Jython Processor¶
Sparkflows has a Jython Processor.
The Jython Processor allows writing Jython code to process the incoming DataFrame. It then produces a resulting DataFrame.
In the Jython node, the following variables are available:
- inDF : Incoming Spark DataFrame
- spark : The Spark Session object
Example Jython Code¶
Below are some example Jython code which can be used.
Select a specific column from the DataFrame¶
- outDF = inDF.select(“c2”)
Count the number of records after grouping them¶
- outDF = inDF.groupBy(“c2”).count()
Run a SQL on the input DataFrame¶
The Jython Processor registers the incoming dataframe as a temporary table with a configurable name.
The below SQL in Jython script, performs a SELECT on the registered temporary table.
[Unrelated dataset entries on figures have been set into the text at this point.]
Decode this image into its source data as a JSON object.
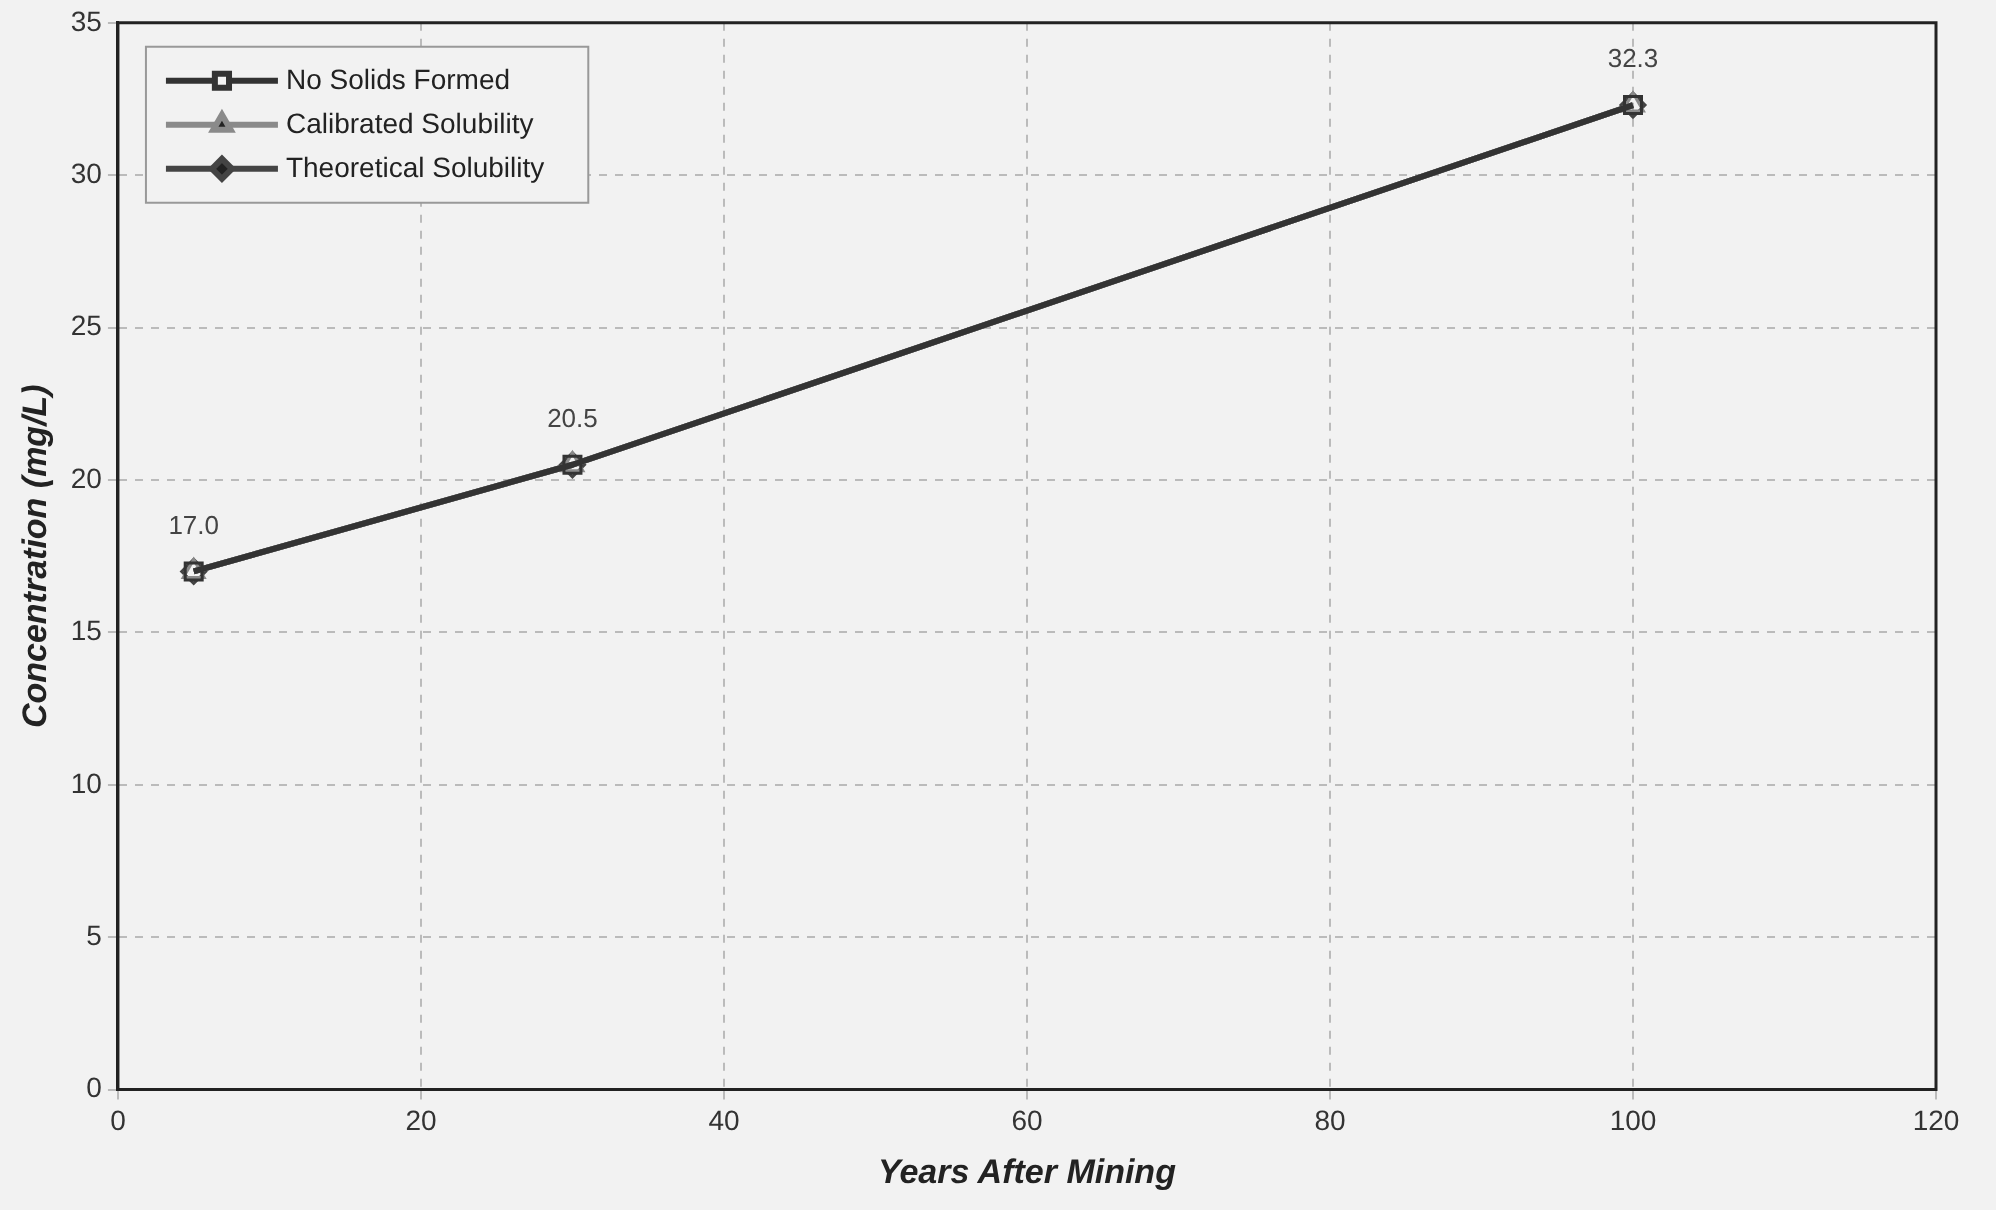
{
  "chart_data": {
    "type": "line",
    "xlabel": "Years After Mining",
    "ylabel": "Concentration (mg/L)",
    "x": [
      5,
      30,
      100
    ],
    "series": [
      {
        "name": "No Solids Formed",
        "color": "#333333",
        "marker": "square",
        "values": [
          17.0,
          20.5,
          32.3
        ],
        "value_labels": [
          "17.0",
          "20.5",
          "32.3"
        ]
      },
      {
        "name": "Calibrated Solubility",
        "color": "#8a8a8a",
        "marker": "triangle",
        "values": [
          17.0,
          20.5,
          32.3
        ]
      },
      {
        "name": "Theoretical Solubility",
        "color": "#444444",
        "marker": "diamond",
        "values": [
          17.0,
          20.5,
          32.3
        ]
      }
    ],
    "xlim": [
      0,
      120
    ],
    "xticks": [
      0,
      20,
      40,
      60,
      80,
      100,
      120
    ],
    "ylim": [
      0,
      35
    ],
    "yticks": [
      0,
      5,
      10,
      15,
      20,
      25,
      30,
      35
    ],
    "grid": true,
    "legend": "top left",
    "line_style": "solid"
  }
}
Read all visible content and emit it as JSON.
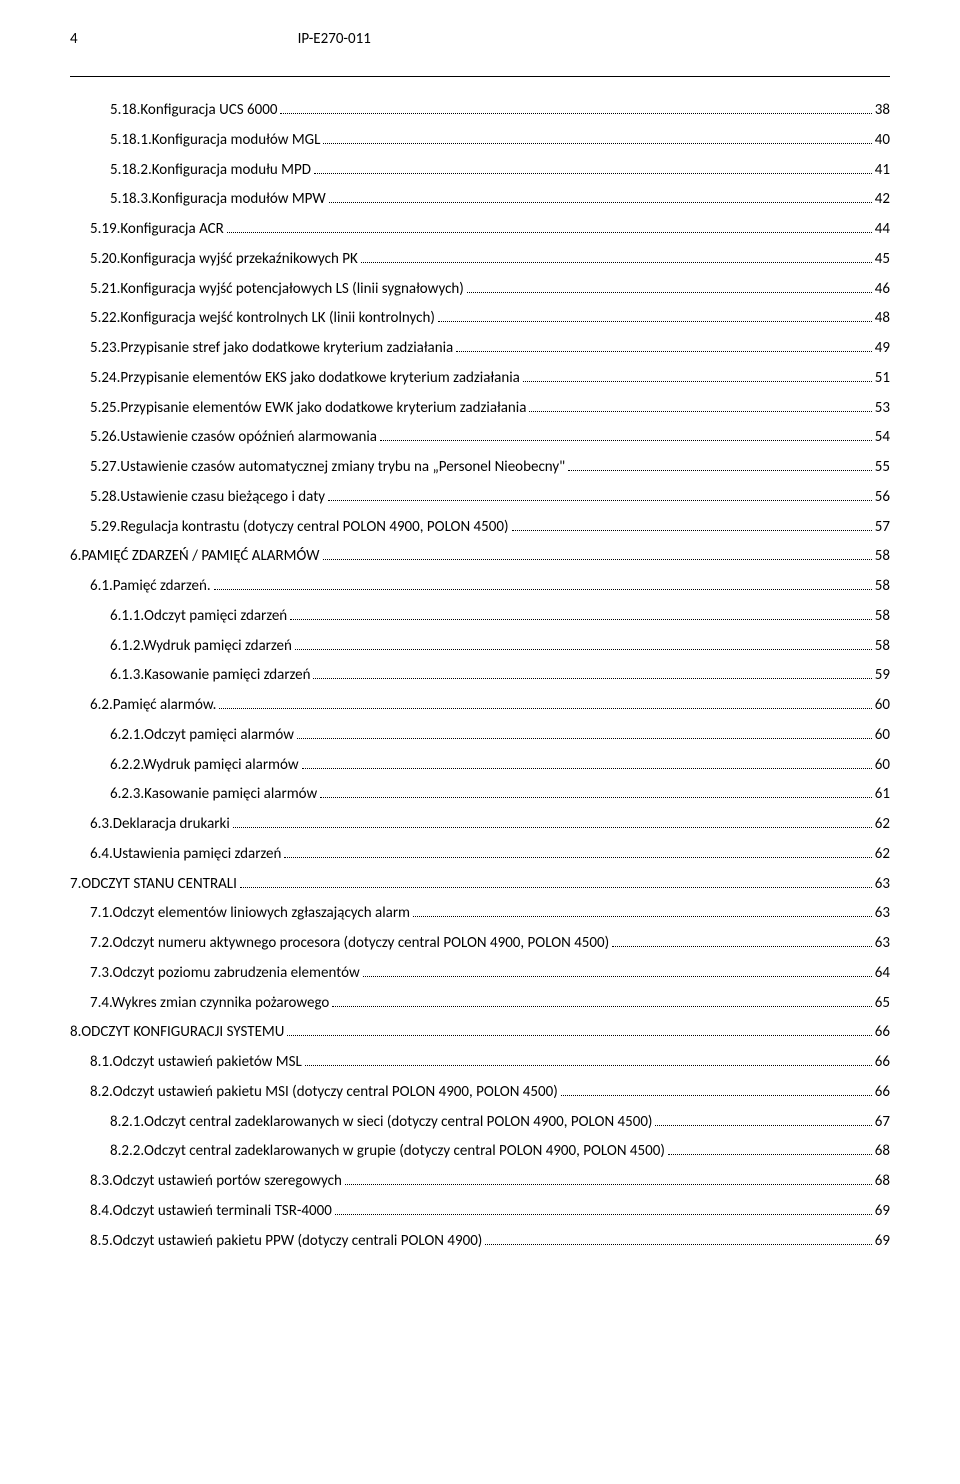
{
  "header": {
    "page_number": "4",
    "doc_id": "IP-E270-011"
  },
  "toc": [
    {
      "indent": 0,
      "title": "5.18.Konfiguracja UCS 6000",
      "page": "38"
    },
    {
      "indent": 0,
      "title": "5.18.1.Konfiguracja modułów MGL",
      "page": "40"
    },
    {
      "indent": 0,
      "title": "5.18.2.Konfiguracja modułu MPD",
      "page": "41"
    },
    {
      "indent": 0,
      "title": "5.18.3.Konfiguracja modułów MPW",
      "page": "42"
    },
    {
      "indent": 1,
      "title": "5.19.Konfiguracja ACR",
      "page": "44"
    },
    {
      "indent": 1,
      "title": "5.20.Konfiguracja wyjść przekaźnikowych PK",
      "page": "45"
    },
    {
      "indent": 1,
      "title": "5.21.Konfiguracja wyjść potencjałowych LS (linii sygnałowych)",
      "page": "46"
    },
    {
      "indent": 1,
      "title": "5.22.Konfiguracja wejść kontrolnych LK (linii kontrolnych)",
      "page": "48"
    },
    {
      "indent": 1,
      "title": "5.23.Przypisanie stref jako dodatkowe kryterium zadziałania",
      "page": "49"
    },
    {
      "indent": 1,
      "title": "5.24.Przypisanie elementów EKS jako dodatkowe kryterium zadziałania",
      "page": "51"
    },
    {
      "indent": 1,
      "title": "5.25.Przypisanie elementów EWK jako dodatkowe kryterium zadziałania",
      "page": "53"
    },
    {
      "indent": 1,
      "title": "5.26.Ustawienie czasów opóźnień alarmowania",
      "page": "54"
    },
    {
      "indent": 1,
      "title": "5.27.Ustawienie czasów automatycznej zmiany trybu na „Personel Nieobecny\"",
      "page": "55"
    },
    {
      "indent": 1,
      "title": "5.28.Ustawienie czasu bieżącego i daty",
      "page": "56"
    },
    {
      "indent": 1,
      "title": "5.29.Regulacja kontrastu (dotyczy central POLON 4900, POLON 4500)",
      "page": "57"
    },
    {
      "indent": 2,
      "title": "6.PAMIĘĆ ZDARZEŃ / PAMIĘĆ ALARMÓW",
      "page": "58"
    },
    {
      "indent": 1,
      "title": "6.1.Pamięć zdarzeń.",
      "page": "58"
    },
    {
      "indent": 0,
      "title": "6.1.1.Odczyt pamięci zdarzeń",
      "page": "58"
    },
    {
      "indent": 0,
      "title": "6.1.2.Wydruk pamięci zdarzeń",
      "page": "58"
    },
    {
      "indent": 0,
      "title": "6.1.3.Kasowanie pamięci zdarzeń",
      "page": "59"
    },
    {
      "indent": 1,
      "title": "6.2.Pamięć alarmów.",
      "page": "60"
    },
    {
      "indent": 0,
      "title": "6.2.1.Odczyt pamięci alarmów",
      "page": "60"
    },
    {
      "indent": 0,
      "title": "6.2.2.Wydruk pamięci alarmów",
      "page": "60"
    },
    {
      "indent": 0,
      "title": "6.2.3.Kasowanie pamięci alarmów",
      "page": "61"
    },
    {
      "indent": 1,
      "title": "6.3.Deklaracja drukarki",
      "page": "62"
    },
    {
      "indent": 1,
      "title": "6.4.Ustawienia pamięci zdarzeń",
      "page": "62"
    },
    {
      "indent": 2,
      "title": "7.ODCZYT STANU CENTRALI",
      "page": "63"
    },
    {
      "indent": 1,
      "title": "7.1.Odczyt elementów  liniowych zgłaszających alarm",
      "page": "63"
    },
    {
      "indent": 1,
      "title": "7.2.Odczyt numeru aktywnego procesora (dotyczy central POLON 4900, POLON 4500)",
      "page": "63"
    },
    {
      "indent": 1,
      "title": "7.3.Odczyt poziomu zabrudzenia elementów",
      "page": "64"
    },
    {
      "indent": 1,
      "title": "7.4.Wykres zmian czynnika pożarowego",
      "page": "65"
    },
    {
      "indent": 2,
      "title": "8.ODCZYT KONFIGURACJI SYSTEMU",
      "page": "66"
    },
    {
      "indent": 1,
      "title": "8.1.Odczyt ustawień pakietów MSL",
      "page": "66"
    },
    {
      "indent": 1,
      "title": "8.2.Odczyt ustawień pakietu MSI (dotyczy central POLON 4900, POLON 4500)",
      "page": "66"
    },
    {
      "indent": 0,
      "title": "8.2.1.Odczyt central zadeklarowanych w sieci (dotyczy central POLON 4900, POLON 4500)",
      "page": "67"
    },
    {
      "indent": 0,
      "title": "8.2.2.Odczyt central zadeklarowanych w grupie (dotyczy central POLON 4900, POLON 4500)",
      "page": "68"
    },
    {
      "indent": 1,
      "title": "8.3.Odczyt ustawień portów szeregowych",
      "page": "68"
    },
    {
      "indent": 1,
      "title": "8.4.Odczyt ustawień terminali TSR-4000",
      "page": "69"
    },
    {
      "indent": 1,
      "title": "8.5.Odczyt ustawień pakietu PPW (dotyczy centrali POLON 4900)",
      "page": "69"
    }
  ]
}
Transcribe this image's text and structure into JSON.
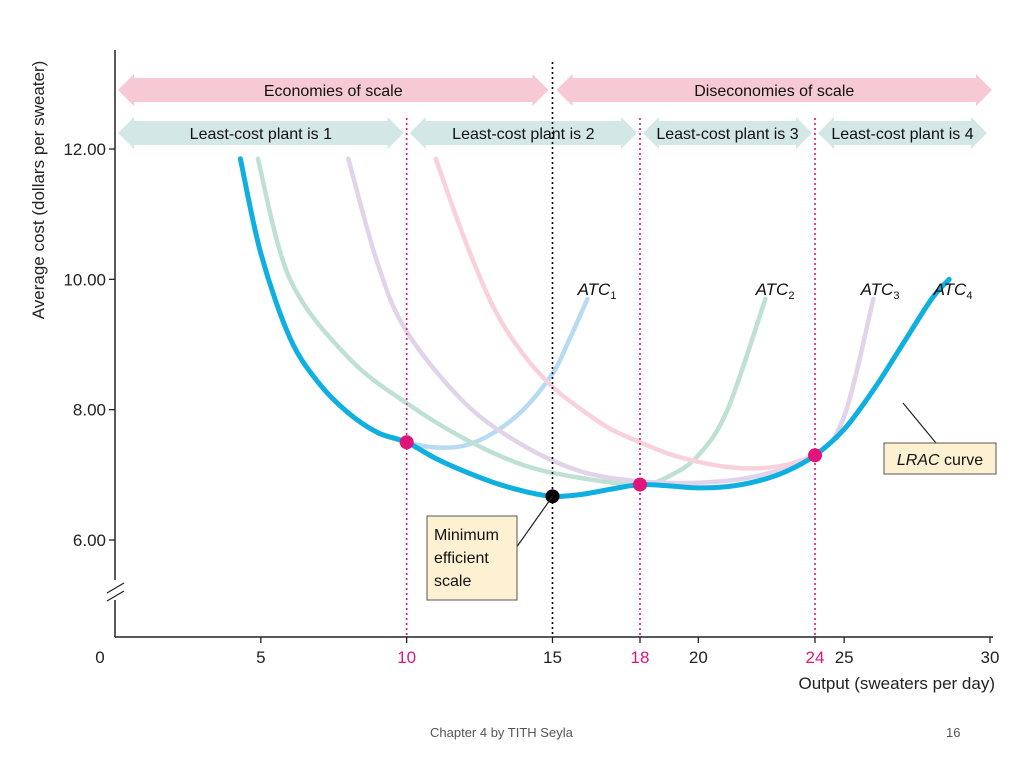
{
  "chart_data": {
    "type": "line",
    "xlabel": "Output (sweaters per day)",
    "ylabel": "Average cost (dollars per sweater)",
    "xlim": [
      0,
      30
    ],
    "ylim": [
      5,
      13.5
    ],
    "x_ticks": [
      0,
      5,
      10,
      15,
      18,
      20,
      24,
      25,
      30
    ],
    "x_ticks_highlight": [
      10,
      18,
      24
    ],
    "y_ticks": [
      "6.00",
      "8.00",
      "10.00",
      "12.00"
    ],
    "y_axis_break": true,
    "series": [
      {
        "name": "ATC1",
        "label_main": "ATC",
        "label_sub": "1",
        "color": "#b7dbf2",
        "x": [
          4.3,
          5,
          6,
          7,
          8,
          9,
          10,
          11,
          12,
          13,
          14,
          15,
          15.5,
          16.2
        ],
        "y": [
          11.85,
          10.4,
          9.1,
          8.4,
          7.95,
          7.65,
          7.5,
          7.42,
          7.45,
          7.65,
          8.0,
          8.55,
          9.0,
          9.7
        ]
      },
      {
        "name": "ATC2",
        "label_main": "ATC",
        "label_sub": "2",
        "color": "#bfe1d3",
        "x": [
          4.9,
          6,
          8,
          10,
          12,
          14,
          16,
          18,
          19,
          20,
          21,
          22.3
        ],
        "y": [
          11.85,
          10.0,
          8.8,
          8.1,
          7.55,
          7.15,
          6.95,
          6.85,
          6.98,
          7.3,
          8.0,
          9.7
        ]
      },
      {
        "name": "ATC3",
        "label_main": "ATC",
        "label_sub": "3",
        "color": "#e1d4ea",
        "x": [
          8.0,
          9,
          10,
          12,
          14,
          16,
          18,
          20,
          22,
          24,
          25,
          26
        ],
        "y": [
          11.85,
          10.25,
          9.2,
          8.1,
          7.45,
          7.05,
          6.9,
          6.88,
          6.98,
          7.3,
          7.9,
          9.7
        ]
      },
      {
        "name": "ATC4",
        "label_main": "ATC",
        "label_sub": "4",
        "color": "#f9d1dc",
        "x": [
          11.0,
          12,
          13,
          14,
          15,
          16,
          17,
          18,
          19,
          20,
          21,
          22,
          23,
          24
        ],
        "y": [
          11.85,
          10.6,
          9.55,
          8.85,
          8.35,
          8.0,
          7.7,
          7.5,
          7.32,
          7.2,
          7.12,
          7.1,
          7.15,
          7.3
        ]
      },
      {
        "name": "LRAC curve",
        "label_main": "LRAC",
        "label_text": "curve",
        "color": "#0fb0e0",
        "x": [
          4.3,
          5,
          6,
          7,
          8,
          9,
          10,
          11,
          12,
          13,
          14,
          15,
          16,
          17,
          18,
          19,
          20,
          21,
          22,
          23,
          24,
          25,
          26,
          27,
          28,
          28.6
        ],
        "y": [
          11.85,
          10.4,
          9.1,
          8.4,
          7.95,
          7.65,
          7.5,
          7.25,
          7.05,
          6.88,
          6.75,
          6.67,
          6.7,
          6.78,
          6.85,
          6.83,
          6.8,
          6.82,
          6.9,
          7.05,
          7.3,
          7.7,
          8.3,
          9.0,
          9.7,
          10.0
        ]
      }
    ],
    "points": [
      {
        "x": 10,
        "y": 7.5,
        "color": "#e0147a"
      },
      {
        "x": 15,
        "y": 6.67,
        "color": "#000000"
      },
      {
        "x": 18,
        "y": 6.85,
        "color": "#e0147a"
      },
      {
        "x": 24,
        "y": 7.3,
        "color": "#e0147a"
      }
    ],
    "vlines": [
      {
        "x": 10,
        "color": "#e0147a"
      },
      {
        "x": 15,
        "color": "#000000"
      },
      {
        "x": 18,
        "color": "#e0147a"
      },
      {
        "x": 24,
        "color": "#e0147a"
      }
    ],
    "ranges_top": [
      {
        "label": "Economies of scale",
        "from": 0,
        "to": 15,
        "color": "#f6c9d5"
      },
      {
        "label": "Diseconomies of scale",
        "from": 15,
        "to": 30,
        "color": "#f6c9d5"
      }
    ],
    "ranges_plant": [
      {
        "label": "Least-cost plant is 1",
        "from": 0,
        "to": 10,
        "color": "#d3e8e6"
      },
      {
        "label": "Least-cost plant is 2",
        "from": 10,
        "to": 18,
        "color": "#d3e8e6"
      },
      {
        "label": "Least-cost plant is 3",
        "from": 18,
        "to": 24,
        "color": "#d3e8e6"
      },
      {
        "label": "Least-cost plant is 4",
        "from": 24,
        "to": 30,
        "color": "#d3e8e6"
      }
    ],
    "annotations": [
      {
        "text": [
          "Minimum",
          "efficient",
          "scale"
        ],
        "points_to": "minimum"
      },
      {
        "text_italic": "LRAC",
        "text": "curve",
        "points_to": "lrac"
      }
    ]
  },
  "footer": {
    "left": "Chapter 4 by TITH Seyla",
    "page": "16"
  }
}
- outDF = spark.sql(“SELECT c1, c2 FROM fire_temp_table”)
Run a SQL followed by further grouping and count¶
- outDF = spark.sql(“SELECT c1, c2 FROM fire_temp_table”)
- outDF = outDF.groupBy(“c2”).count()
Read from HDFS and create a new DataFrame¶
The below Jython script, reads a JSON file from HDFS.
- outDF = spark.read().json(“data/people.json”)